Ei Group, the UK’s largest pub operator, has updated on trading in its year to date showing like-for-like net income in its tenanted and leased estate up 1.3% in the 47 weeks to 25 August.

The update was included in the announcement of a £150m unsecured bond offering and the tender in respect of its outstanding £97m convertible bonds.

The group has continued to convert selected pubs from its leased and tenanted to its managed estate, which now comprises 354 pubs, and is on track to finish the financial year at 365. Comparable managed sites delivered like-for-like sales growth of 6.6%, with particularly strong performance from beer sales.

EiG now has 376 sites on free-of-tie agreements, ahead of its 375 year-end guidance, with the estate showing like-for-like net income growth of 6.7%. The company confirmed it had appointed Rothschild & Co to “explore various possible routes to optimise value” of the commercial properties estate, adding “this may include the disposal of all or part of the portfolio”.

On 15 August, in agreement with its bank group, EiG increased the size of its bank revolving credit facilities from £140m to £150m and extended the availability of the facilities from August 2020 to August 2022 on substantially the same commercial terms.
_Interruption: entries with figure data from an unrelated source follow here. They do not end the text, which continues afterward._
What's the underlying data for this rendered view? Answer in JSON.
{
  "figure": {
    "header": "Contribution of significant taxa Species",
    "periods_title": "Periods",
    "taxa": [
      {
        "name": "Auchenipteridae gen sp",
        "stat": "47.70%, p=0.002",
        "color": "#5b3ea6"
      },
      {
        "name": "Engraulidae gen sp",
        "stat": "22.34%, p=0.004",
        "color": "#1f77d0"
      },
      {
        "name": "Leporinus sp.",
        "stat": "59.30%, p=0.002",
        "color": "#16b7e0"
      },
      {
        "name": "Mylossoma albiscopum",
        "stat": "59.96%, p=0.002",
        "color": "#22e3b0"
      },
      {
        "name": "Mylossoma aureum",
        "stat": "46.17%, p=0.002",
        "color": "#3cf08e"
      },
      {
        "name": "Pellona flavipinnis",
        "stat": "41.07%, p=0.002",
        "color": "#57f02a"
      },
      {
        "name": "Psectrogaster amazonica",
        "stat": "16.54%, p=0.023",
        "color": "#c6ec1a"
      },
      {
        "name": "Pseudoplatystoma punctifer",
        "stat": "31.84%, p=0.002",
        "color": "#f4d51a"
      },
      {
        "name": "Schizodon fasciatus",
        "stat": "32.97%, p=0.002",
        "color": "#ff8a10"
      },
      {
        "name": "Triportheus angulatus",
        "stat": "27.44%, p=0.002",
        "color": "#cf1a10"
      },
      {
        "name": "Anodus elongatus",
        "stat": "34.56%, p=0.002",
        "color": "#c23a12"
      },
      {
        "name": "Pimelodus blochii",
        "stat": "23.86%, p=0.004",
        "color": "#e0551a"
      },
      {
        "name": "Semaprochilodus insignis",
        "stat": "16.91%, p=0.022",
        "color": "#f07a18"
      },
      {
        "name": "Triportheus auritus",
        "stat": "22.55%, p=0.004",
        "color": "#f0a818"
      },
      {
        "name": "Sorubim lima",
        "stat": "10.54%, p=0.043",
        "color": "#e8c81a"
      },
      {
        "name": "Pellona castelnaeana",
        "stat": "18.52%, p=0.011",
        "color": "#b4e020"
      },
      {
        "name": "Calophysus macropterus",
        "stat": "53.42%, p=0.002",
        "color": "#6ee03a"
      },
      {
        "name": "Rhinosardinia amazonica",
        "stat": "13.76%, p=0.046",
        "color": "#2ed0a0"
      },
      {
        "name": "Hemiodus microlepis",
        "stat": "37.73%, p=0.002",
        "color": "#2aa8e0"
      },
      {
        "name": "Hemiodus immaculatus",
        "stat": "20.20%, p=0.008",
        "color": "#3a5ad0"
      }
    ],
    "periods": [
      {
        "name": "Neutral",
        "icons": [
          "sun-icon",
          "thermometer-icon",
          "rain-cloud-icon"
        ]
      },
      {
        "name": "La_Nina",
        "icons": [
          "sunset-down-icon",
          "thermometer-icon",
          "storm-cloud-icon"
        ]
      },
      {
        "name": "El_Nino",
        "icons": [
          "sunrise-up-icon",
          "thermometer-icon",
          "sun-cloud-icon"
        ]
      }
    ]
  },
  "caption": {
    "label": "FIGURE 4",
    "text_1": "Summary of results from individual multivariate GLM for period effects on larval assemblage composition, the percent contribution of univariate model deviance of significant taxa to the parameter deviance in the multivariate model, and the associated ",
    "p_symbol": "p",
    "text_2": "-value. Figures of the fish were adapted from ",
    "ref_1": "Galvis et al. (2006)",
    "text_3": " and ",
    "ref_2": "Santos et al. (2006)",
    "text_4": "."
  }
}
Today it has launched an offering of £150m unsecured bonds and a conditional tender offer in respect of the outstanding £97 convertible bonds in advance of their maturity in September 2020.

Chief executive Simon Townsend: “Trading performance has steadily improved throughout the year across all areas of our business. Our largely wet-led estate has benefited from the good summer weather and the successful FIFA World Cup underpinned by our continuing investment programme as we further evolve the profile of our portfolio to optimise returns.

“We continue to manage our balance sheet obligations proactively to ensure that we are able to drive long-term growth in shareholder value.”